Jakarta (ANTARA News) - "Sekarang musim kawin, jadi kecil kemungkinan kita melihat komodo di jalur tracking," kata ranger atau polisi hutan berseragam hijau.

Pada musim kawin komodo (varanus komodoensis) mencari tempat tersembunyi untuk melepaskan syahwat dan berkembang biak.

Hanya nasib baik saja yang memungkinkan pengunjung melihat komodo di musim kawin, yakni Juli dan Agustus.

Di samping di Pulau Komodo, binatang ini juga hidup di Pulau Rinca, Flores, Gili Motang dan Gili Dasami di Nusa Tenggara (Sunda Kecil).

Pulau Komodo, Rinca, Padar dan sekitarnya yang berluas 1.817 kilometer persegi,  603 kilometer persegi di antaranya daratan yang ditetapkan sebagai Taman Nasional Komodo pada tahun 1980.

Populasi komodo di Rinca yang seluas 19 kilometer persegi sekitar 2.300 ekor, lebih banyak dari pada di Pulau Komodo, yang sekitar 2.100 ekor.

Binatang yang panjangnya bisa mencapai tiga meter (jantan) itu bisa hidup hingga usia 50 tahun.

Komodo bertelur setelah sebulan musim kawin (September), lalu telur akan menetas sekitar 6-7 bulan kemudian atau sekitar April tahun berikutnya.

Pada tiga tahun pertama anak komodo rentan dari pemangsa, bahkan dari komodo dewasa lainnya. Karena itu mereka hidup di atas pohon dengan memakan serangga.

Komodo yang hidup di Pulau Rinca "hidup berdampingan" dengan manusia di desa nelayan yang berpenduduk sekitar 800 jiwa.

Sang naga (dragon komodo, julukan keren untuknya) bisa memangsa manusia. Ranger yang asli penduduk Rinca mengisahkan pernah pada suatu saat, menjelang shalat Jumat, seorang ayah meminta anaknya usia delapan tahun untuk segera naik ke atas rumah panggung.

Sang anak yang sedang bermain mengatakan akan segera naik.

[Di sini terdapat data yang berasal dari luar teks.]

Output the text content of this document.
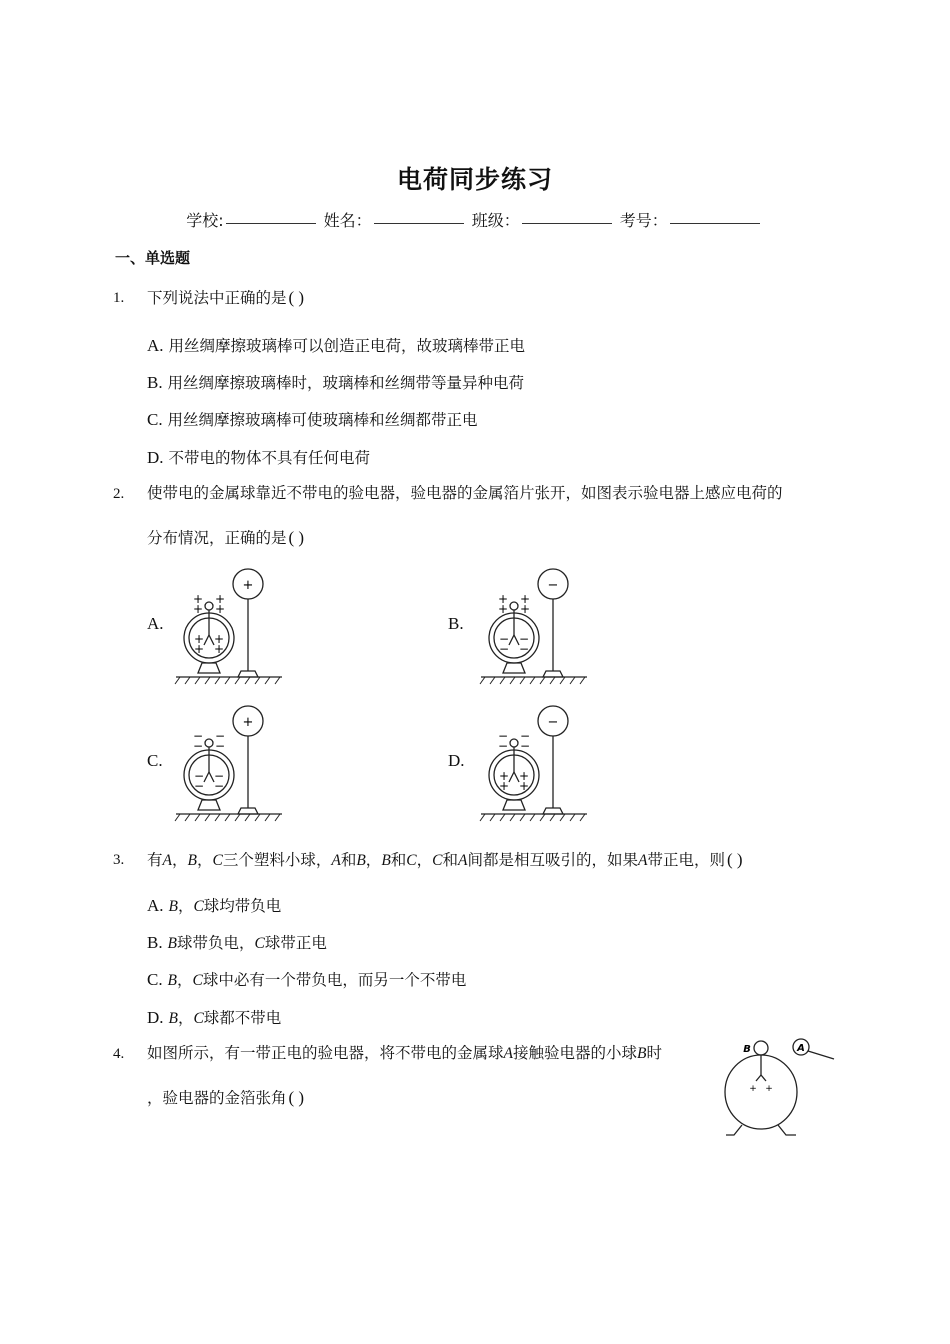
电荷同步练习
学校:	姓名：	班级：	考号：
一、单选题
1. 下列说法中正确的是 ( )
A. 用丝绸摩擦玻璃棒可以创造正电荷，故玻璃棒带正电
B. 用丝绸摩擦玻璃棒时，玻璃棒和丝绸带等量异种电荷
C. 用丝绸摩擦玻璃棒可使玻璃棒和丝绸都带正电
D. 不带电的物体不具有任何电荷
2. 使带电的金属球靠近不带电的验电器，验电器的金属箔片张开，如图表示验电器上感应电荷的
分布情况，正确的是 ( )
A.	B.
C.	D.
+
+ +
+ +
+ +
+ +
−
+ +
+ +
− −
− −
+
− −
− −
− −
− −
−
− −
− −
+ +
+ +
3. 有A，B，C三个塑料小球，A和B，B和C，C和A间都是相互吸引的，如果A带正电，则 ( )
A. B，C球均带负电
B. B球带负电，C球带正电
C. B，C球中必有一个带负电，而另一个不带电
D. B，C球都不带电
4. 如图所示，有一带正电的验电器，将不带电的金属球A接触验电器的小球B时
，验电器的金箔张角 ( )
B	A
+ +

Setelah shalat Jumat si ayah menyaksikan  tetangga sedang menarik badan anaknya yang sebagian sudah di mulut komodo. Nasib malang, sang anak tidak terselamatkan.

Wally Siagian, penulis buku "diving bali, The Underwater Jewel of Southeast Asia", terbitan Periplus Edition (HK) Ltd. (2010).mengatakan ada hubungan unik antara penduduk lokal dengan komodo.

"Mereka tidak mempertanyakannya, apa lagi mengusik dan membunuh komodo," kata Wally yang di kartu namanya mencantumkan  "gelar" DDTB (diving, drinking and talking busshit) Master. Master menyelam, "minum" dan omong kosong.

Penduduk lokal menjadikan komodo sebagai bagian dari mereka,  mereka tidak memburu atau memusnahkan sang naga.

Beruntung di sekitar kantor Taman Nasional di pulau itu empat ekor komodo, tiga berukuran sekitar dua meter dan satu anakan usia tiga tahun terlihat berjemur dibawat nauangan atap rumah.

Mereka terlihat jinak, sementara di kecil terlihat atraktif dan berjalan mengamati pengunjung. Bau amis yang tercium di bawah rumah panggung itu agaknya menjadi daya tarik keempatnya.

Thamrin, seorang pemandu wisata, mengemukakan sejumlah turis asing kadang sulit diberi pengertian bahwa pada kondisi tertentu komodo liar hidup sesuai dengan siklusnya.

Thamrin tidak setuju jika dilakukan rekayasa di taman nasional agar komodo diatur agar bisa terlihat oleh turis kapan saja.

Jika kondisi itu dilakukan, maka mereka sama saja melihat komodo di kebun binatang di negara asal mereka. Di taman nasional, komodo hidup liar, kata Thamrin.

Di sisi lain, pemerintah ingin komodo semakin mendunia. Rencana tersebut anta lain dilakukan dengan menggelar Sail Komodo pada 14 September 2013. Sekitar 80 kapal layar akan menyusuri pulau-pulau dan obyek wisata di Nusa Tenggara Tikur.

80 kapal itu pada 3 September akan berlabuh di sekitar Labuan Bajo, Ibu Kota Kabupaten Manggarai Barat.

Pemerintah sekaligus ingin menjadikan Sail Komodo sebagai tonggak pembangunan Labuan Bajo, Manggarai Barat dan NTT.

Kepala Humas Sail Komodo yang juga Dirjen IKP Kemenkominfo Freddy Tulung mengatakan seiring komodo yang semakin mendunia, pemerintah berharap turis berdatangan dan meningkatkan taraf hidup masyarakat.